MARC directory bytes 0–2 Bytes 00–02 give the field name. The field names used in MARC are numbers. So you will find three ASCII numeric characters at that place.
the MARC directory bytes 03–06 They give the field length. This is 4 (four) ASCII numeric characters. The fact that there are four of them is determined by character 20 in the MARC leader. The number is right justified and filled by 0s if required. The field length of the variable field, including the field names, the field indicators, subfield codes, data, and the field terminator character.
the MARC directory bytes 07–11 Bytes 07–11 give the starting character position. This five ASCII numeric characters that specify the starting character position of the variable field relative to the base address. The fact that there are five of them is determined by character 21 in the MARC leader. The number is right justified and filled by 0s if required.
leader position 10 This is the indicator count. It says how many bytes are used by indicators to a field. The indicator count is always 2.
leader position 11 This indicates the number of character positions used for each subfield code in a variable data field. This always ‘2’. There are two characters in each subfield. First there is the delimiter ‘$’ and then there is a lowercase or number code for the field.

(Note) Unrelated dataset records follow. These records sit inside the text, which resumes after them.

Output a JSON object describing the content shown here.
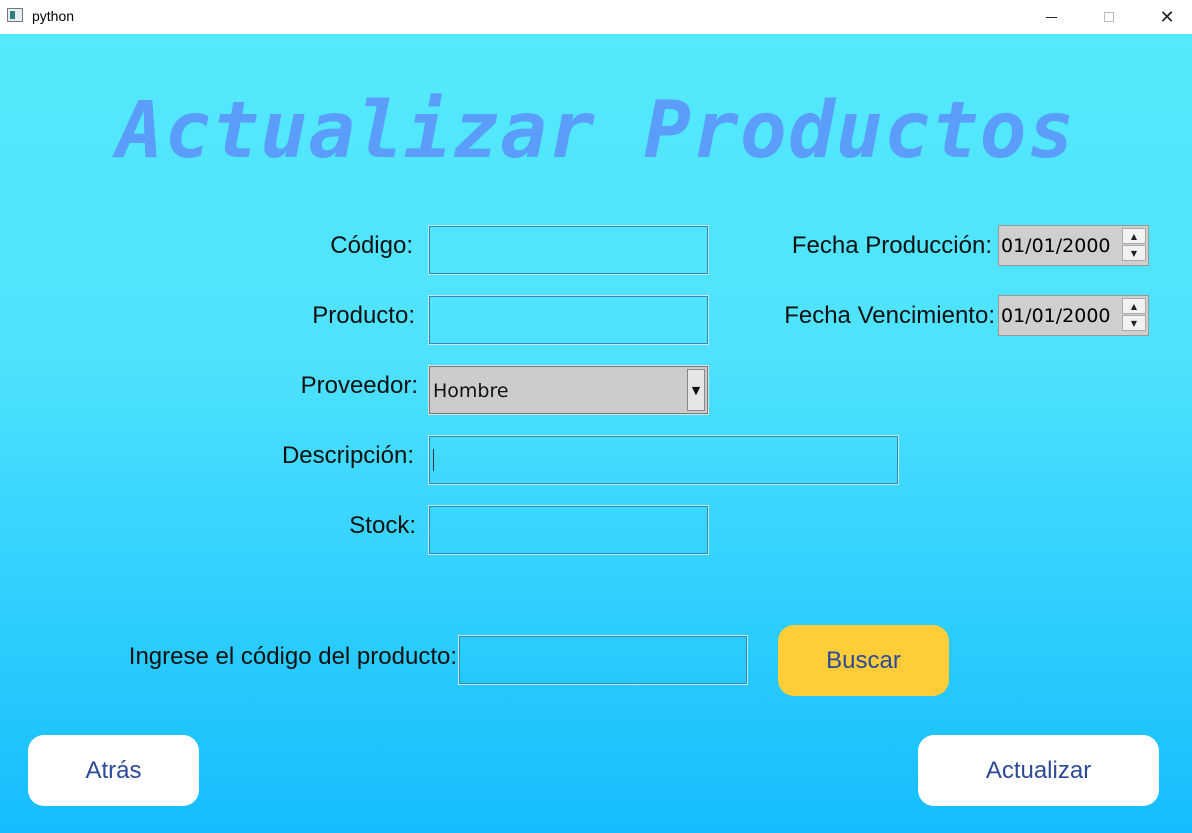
{
  "window": {
    "title": "python",
    "minimize_glyph": "",
    "maximize_glyph": "",
    "close_glyph": "✕"
  },
  "page": {
    "title": "Actualizar Productos"
  },
  "form": {
    "codigo_label": "Código:",
    "codigo_value": "",
    "producto_label": "Producto:",
    "producto_value": "",
    "proveedor_label": "Proveedor:",
    "proveedor_selected": "Hombre",
    "descripcion_label": "Descripción:",
    "descripcion_value": "",
    "stock_label": "Stock:",
    "stock_value": "",
    "fecha_produccion_label": "Fecha Producción:",
    "fecha_produccion_value": "01/01/2000",
    "fecha_vencimiento_label": "Fecha Vencimiento:",
    "fecha_vencimiento_value": "01/01/2000"
  },
  "search": {
    "label": "Ingrese el código del producto:",
    "value": "",
    "button_label": "Buscar"
  },
  "actions": {
    "back_label": "Atrás",
    "update_label": "Actualizar"
  },
  "glyphs": {
    "spin_up": "▲",
    "spin_down": "▼",
    "combo_arrow": "▼"
  },
  "colors": {
    "title": "#5a9dfb",
    "background_top": "#55e9fd",
    "background_bottom": "#14bdfd",
    "button_text": "#2c4a98",
    "search_button": "#ffcd38"
  }
}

leader position 20 This is the length of the length-of-field portion. Meaning how long is the length of a field. It is always “4”.
leader position 21 Length of the starting-character-position portion. At this position, we always find the value “5”. This says that in each entry in the MARC directory (to be covered later) the starting character position part is 5 numbers long.
leader position 22 This gives the length of the implementation dependent part of the record. This is always 0. This means that the record is done according to the specification and there is no additional part that is custom made for use on the information system you are working with. If it were there, it would have to be short!
leader position 23 This is the last position. The meaning of the data at this position is undefined. I suppose it could be defined later when we find a need for it. This position is always occupied by a 0.